On the Canonization of Anna Kolaserova and the concept of a “martyr for purity”

On the Canonization of Anna Kolaserova and the concept of a “martyr for purity” June 19, 2019

News item from last summer that just washed up in my feed:

OXFORD, England – A 16-year-old peasant girl will be beatified as a martyr in Slovakia, seven decades after she was shot in front of her family for resisting rape by a drunken Soviet soldier.

Anna Kolaserova “embodies the faithful layperson living in their family, regularly receiving sacraments, praying the rosary and approaching God through good works. Her heroic testimony, drawn from a sincere spiritual life, is something every Catholic and believer can aspire to,” Archbishop Bernard Bober of Kosice, Slovakia, told Catholic News Service Aug. 21.
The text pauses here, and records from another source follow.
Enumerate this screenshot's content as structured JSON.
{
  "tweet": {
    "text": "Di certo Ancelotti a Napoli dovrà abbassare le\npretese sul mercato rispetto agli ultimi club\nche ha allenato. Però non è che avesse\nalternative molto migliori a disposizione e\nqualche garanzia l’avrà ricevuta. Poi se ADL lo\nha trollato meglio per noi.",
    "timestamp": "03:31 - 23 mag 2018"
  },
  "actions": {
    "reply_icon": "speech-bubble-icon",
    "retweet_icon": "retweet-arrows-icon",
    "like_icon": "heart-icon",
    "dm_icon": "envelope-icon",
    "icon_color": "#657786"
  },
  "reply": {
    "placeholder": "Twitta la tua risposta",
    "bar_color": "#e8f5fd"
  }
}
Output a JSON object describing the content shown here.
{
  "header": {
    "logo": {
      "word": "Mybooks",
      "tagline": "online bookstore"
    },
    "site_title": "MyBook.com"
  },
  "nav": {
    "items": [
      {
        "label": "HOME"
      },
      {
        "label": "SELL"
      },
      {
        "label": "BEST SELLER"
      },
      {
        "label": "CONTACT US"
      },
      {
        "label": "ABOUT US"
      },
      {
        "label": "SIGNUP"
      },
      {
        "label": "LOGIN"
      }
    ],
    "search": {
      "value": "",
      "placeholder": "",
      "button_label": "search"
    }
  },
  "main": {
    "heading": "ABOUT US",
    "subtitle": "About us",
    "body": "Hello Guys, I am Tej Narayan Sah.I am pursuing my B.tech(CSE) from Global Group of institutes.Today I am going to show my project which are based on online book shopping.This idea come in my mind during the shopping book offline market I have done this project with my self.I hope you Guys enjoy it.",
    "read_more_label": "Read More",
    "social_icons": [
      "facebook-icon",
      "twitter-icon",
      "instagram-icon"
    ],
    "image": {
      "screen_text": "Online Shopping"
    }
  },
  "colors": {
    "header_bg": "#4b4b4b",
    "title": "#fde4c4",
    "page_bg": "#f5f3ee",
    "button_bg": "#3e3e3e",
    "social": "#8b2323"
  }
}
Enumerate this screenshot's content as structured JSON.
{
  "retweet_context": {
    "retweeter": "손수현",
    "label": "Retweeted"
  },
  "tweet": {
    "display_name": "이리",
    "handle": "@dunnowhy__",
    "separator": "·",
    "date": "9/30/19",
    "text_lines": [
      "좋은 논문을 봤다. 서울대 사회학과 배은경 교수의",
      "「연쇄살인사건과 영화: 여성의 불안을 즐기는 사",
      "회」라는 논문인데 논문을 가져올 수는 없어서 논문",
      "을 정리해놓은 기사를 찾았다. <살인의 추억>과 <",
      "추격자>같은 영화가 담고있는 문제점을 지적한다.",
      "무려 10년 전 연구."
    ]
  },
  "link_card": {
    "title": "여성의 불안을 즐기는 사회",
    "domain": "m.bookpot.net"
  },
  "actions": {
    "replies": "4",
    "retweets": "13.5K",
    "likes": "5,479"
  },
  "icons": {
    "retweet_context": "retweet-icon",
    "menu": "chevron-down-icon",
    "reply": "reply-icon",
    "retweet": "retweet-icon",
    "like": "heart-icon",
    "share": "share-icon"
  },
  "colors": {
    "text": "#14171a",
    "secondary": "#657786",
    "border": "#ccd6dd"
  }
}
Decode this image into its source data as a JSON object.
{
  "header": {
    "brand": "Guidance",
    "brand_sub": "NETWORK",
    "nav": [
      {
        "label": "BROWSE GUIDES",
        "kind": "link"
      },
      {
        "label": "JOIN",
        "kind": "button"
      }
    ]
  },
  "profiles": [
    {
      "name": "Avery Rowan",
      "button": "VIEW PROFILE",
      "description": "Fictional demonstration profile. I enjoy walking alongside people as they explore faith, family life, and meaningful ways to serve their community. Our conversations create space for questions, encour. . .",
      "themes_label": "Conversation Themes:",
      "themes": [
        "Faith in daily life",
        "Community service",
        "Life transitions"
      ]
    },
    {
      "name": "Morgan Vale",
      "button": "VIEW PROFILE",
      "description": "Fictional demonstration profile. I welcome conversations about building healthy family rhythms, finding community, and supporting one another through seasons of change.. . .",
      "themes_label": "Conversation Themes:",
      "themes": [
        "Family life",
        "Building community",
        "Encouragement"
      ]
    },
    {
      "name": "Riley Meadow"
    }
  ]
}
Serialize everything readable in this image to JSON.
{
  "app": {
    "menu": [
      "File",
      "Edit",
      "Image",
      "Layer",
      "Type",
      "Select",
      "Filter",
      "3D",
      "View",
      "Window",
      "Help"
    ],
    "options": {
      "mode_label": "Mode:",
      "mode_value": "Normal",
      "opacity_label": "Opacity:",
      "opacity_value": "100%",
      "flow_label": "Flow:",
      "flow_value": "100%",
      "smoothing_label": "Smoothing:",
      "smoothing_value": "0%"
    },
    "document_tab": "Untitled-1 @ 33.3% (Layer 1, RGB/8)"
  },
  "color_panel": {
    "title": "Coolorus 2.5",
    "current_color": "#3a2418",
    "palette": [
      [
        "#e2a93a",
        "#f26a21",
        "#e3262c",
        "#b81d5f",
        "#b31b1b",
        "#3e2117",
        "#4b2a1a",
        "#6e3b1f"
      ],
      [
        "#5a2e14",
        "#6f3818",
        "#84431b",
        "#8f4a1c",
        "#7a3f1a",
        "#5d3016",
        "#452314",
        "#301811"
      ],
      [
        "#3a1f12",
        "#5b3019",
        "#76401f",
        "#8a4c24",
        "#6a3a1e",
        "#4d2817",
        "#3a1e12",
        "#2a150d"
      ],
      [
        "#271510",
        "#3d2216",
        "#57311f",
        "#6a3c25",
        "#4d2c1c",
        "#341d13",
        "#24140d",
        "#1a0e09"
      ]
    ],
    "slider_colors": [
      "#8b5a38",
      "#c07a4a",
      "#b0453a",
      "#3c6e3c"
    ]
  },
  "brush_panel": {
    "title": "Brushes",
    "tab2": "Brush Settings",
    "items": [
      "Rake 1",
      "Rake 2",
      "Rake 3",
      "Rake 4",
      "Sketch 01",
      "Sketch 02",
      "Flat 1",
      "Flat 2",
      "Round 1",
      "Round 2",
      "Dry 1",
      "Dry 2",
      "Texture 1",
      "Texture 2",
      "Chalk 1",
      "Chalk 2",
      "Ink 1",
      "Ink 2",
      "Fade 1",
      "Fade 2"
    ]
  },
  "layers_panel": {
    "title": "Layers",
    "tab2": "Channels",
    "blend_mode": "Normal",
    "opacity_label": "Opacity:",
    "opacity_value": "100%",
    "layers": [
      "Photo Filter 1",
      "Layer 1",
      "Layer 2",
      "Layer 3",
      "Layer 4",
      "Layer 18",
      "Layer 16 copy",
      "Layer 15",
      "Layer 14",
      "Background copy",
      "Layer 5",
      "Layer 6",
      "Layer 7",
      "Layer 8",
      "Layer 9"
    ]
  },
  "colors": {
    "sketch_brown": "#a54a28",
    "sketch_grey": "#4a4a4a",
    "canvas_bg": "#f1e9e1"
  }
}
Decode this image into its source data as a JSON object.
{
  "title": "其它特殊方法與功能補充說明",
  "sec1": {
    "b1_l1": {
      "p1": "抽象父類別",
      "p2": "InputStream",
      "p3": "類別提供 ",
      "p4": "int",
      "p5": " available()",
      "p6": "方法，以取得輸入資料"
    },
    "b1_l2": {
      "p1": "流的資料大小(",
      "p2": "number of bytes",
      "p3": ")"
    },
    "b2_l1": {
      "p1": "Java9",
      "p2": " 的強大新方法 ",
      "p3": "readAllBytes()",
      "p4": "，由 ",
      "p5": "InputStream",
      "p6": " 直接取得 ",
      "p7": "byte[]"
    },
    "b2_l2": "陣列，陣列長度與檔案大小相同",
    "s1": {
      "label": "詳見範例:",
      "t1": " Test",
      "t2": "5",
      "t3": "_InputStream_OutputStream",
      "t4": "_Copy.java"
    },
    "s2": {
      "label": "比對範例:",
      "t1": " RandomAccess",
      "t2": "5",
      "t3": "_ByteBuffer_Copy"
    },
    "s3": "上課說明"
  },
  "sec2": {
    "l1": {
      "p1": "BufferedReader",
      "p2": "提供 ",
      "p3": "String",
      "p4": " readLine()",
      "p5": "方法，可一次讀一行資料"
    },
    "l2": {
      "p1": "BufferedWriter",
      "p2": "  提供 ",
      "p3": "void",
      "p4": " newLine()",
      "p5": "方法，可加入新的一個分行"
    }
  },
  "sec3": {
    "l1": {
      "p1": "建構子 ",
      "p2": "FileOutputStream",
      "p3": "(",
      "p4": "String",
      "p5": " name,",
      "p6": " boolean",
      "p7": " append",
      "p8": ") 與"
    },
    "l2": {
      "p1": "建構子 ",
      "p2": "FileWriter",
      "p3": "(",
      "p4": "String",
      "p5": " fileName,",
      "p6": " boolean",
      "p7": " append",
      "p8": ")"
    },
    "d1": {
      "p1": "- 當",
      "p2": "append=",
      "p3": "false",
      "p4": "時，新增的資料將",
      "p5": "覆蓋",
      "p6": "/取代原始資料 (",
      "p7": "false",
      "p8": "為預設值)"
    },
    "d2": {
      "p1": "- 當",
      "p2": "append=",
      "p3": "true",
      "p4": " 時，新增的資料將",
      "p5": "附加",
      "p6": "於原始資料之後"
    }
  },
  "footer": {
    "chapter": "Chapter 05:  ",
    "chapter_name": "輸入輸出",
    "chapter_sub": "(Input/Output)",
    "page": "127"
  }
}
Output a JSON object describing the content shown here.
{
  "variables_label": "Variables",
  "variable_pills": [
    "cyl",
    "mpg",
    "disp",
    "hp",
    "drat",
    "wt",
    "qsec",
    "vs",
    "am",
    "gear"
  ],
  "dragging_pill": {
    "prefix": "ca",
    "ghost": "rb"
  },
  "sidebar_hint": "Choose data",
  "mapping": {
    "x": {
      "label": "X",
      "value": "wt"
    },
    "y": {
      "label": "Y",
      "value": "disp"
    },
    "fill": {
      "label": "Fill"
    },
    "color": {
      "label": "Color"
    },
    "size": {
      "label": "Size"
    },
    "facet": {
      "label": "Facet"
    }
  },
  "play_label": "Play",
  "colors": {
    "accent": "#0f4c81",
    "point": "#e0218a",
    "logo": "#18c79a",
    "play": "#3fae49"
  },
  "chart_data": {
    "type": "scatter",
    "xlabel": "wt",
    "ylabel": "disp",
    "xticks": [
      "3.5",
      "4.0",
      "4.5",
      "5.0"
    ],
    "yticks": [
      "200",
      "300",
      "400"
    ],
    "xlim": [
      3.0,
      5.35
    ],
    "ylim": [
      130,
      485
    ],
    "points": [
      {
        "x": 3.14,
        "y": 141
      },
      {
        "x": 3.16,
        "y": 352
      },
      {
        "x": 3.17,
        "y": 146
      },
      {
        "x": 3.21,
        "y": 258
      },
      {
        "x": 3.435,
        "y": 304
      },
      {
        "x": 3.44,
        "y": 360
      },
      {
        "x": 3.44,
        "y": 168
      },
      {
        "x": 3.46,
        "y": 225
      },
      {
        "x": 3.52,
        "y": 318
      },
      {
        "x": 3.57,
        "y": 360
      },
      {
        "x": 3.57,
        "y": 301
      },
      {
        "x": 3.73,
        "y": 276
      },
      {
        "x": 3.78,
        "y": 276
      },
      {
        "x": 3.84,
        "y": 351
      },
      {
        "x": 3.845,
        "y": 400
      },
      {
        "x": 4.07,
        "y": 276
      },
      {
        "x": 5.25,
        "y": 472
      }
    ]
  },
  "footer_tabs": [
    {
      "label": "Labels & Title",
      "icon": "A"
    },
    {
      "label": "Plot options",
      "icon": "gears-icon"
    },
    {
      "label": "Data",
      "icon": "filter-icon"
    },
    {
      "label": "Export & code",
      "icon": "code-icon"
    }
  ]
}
He said honoring Kolaserova, whose “reputation for holiness” had inspired young Slovaks, would give the local church a unique chance for spiritual growth.

“The story of 16-year-old Anna Kolesarova offers a strong message, of course, for the younger generation,” he said.

“Celebrating the divine grace which was present in her life will enable us to gather the faithful, but also to reach the wider civil society,” Bober said. “Her story provides a spiritual response to today’s nostalgia for purity. It’s a message not confined to the younger generation, but one to move all faithful people.”

“Servants of God who gave their lives for Christ in modern Slovak history were the victims of a totalitarian communist regime which suppressed religious freedom, and this will be the first layperson declared blessed,” he added.

Cardinal Giovanni Becciu, prefect of the Vatican’s Congregation for Saints’ Causes, was to beatify Kolaserova in Kosice Sept. 1. At least 30,000 Catholics are expected to attend the beatification in Lokomotiva Stadium.

First things first: I’m glad they canonized her.  She sounds like a gutsy and good young lady and I love that the Church honors her bravery, her smarts, and her fierce resistance to the vile swine who murdered her.  I also love that she is the symbol of Slovakian resistance to Soviet domination.  She is a fitting symbol for that and I pray she is honored for centuries to come as a sign of the conquering power of the Holy Spirit over a regime ruled by a man who famous sneered “How many divisions does the Pope have?”

Answer, Mr. Stalin?:  Twelve legions of angels at the very least, according to our Lord, who beat your whole empire of blood with a couple of pieces of wood and a handful of nails.

However, I do have one suggestion to whoever handles future canonizations of women threatened by rape:  Stop calling women who resist rape martyrs to purity. A rape victim is not impure. Her rapist is impure. Call that them what they are: martyrs for the human dignity of women.

Similar language was used to describe St. Maria Goretti. Just as with Anna, there was a political and spiritual backdrop to her canonization.  Saints are made saints because they symbolize something to us.  They are intended as signs for us.  Just as St. Anna is a sign to Slovakians of the triumph of the Spirit over Soviet brutality, so St. Maria was canonized not only because of her holiness, but as a sort of consolation to women raped in wartime. It was well-meaning (as such things always are) but the whole concept of a “martyr to purity” springs from a culture and age which assumed that rape was somehow “defiling” to the victim.

One of the real developments that has permanently altered that distinctly premodern way of seeing rape is the recognition that what is defiling is the assault on the dignity of the victim, not the mere fact that a hymen has been broken. In other words, what defiles is the evil committed by the victimizer. The victim is not therefore rendered “impure” by rape and it sends an excruciating message to the victim to tell her she is. It is the victimizer and him only who is defiled, precisely because he has made an innocent–who remains absolutely innocent–into a victim.

It’s astonishing it has taken civilization this long to work that out. But thank God it finally is starting to.

For more thought on this, I highly recommend Simcha Fisher’s fine essay from a few years back on St. Maria Goretti.

Sts. Maria Goretti and Anna Kolaserova, pray for all victims of assault–and for their assailants that they repent and be saved through Christ our Lord.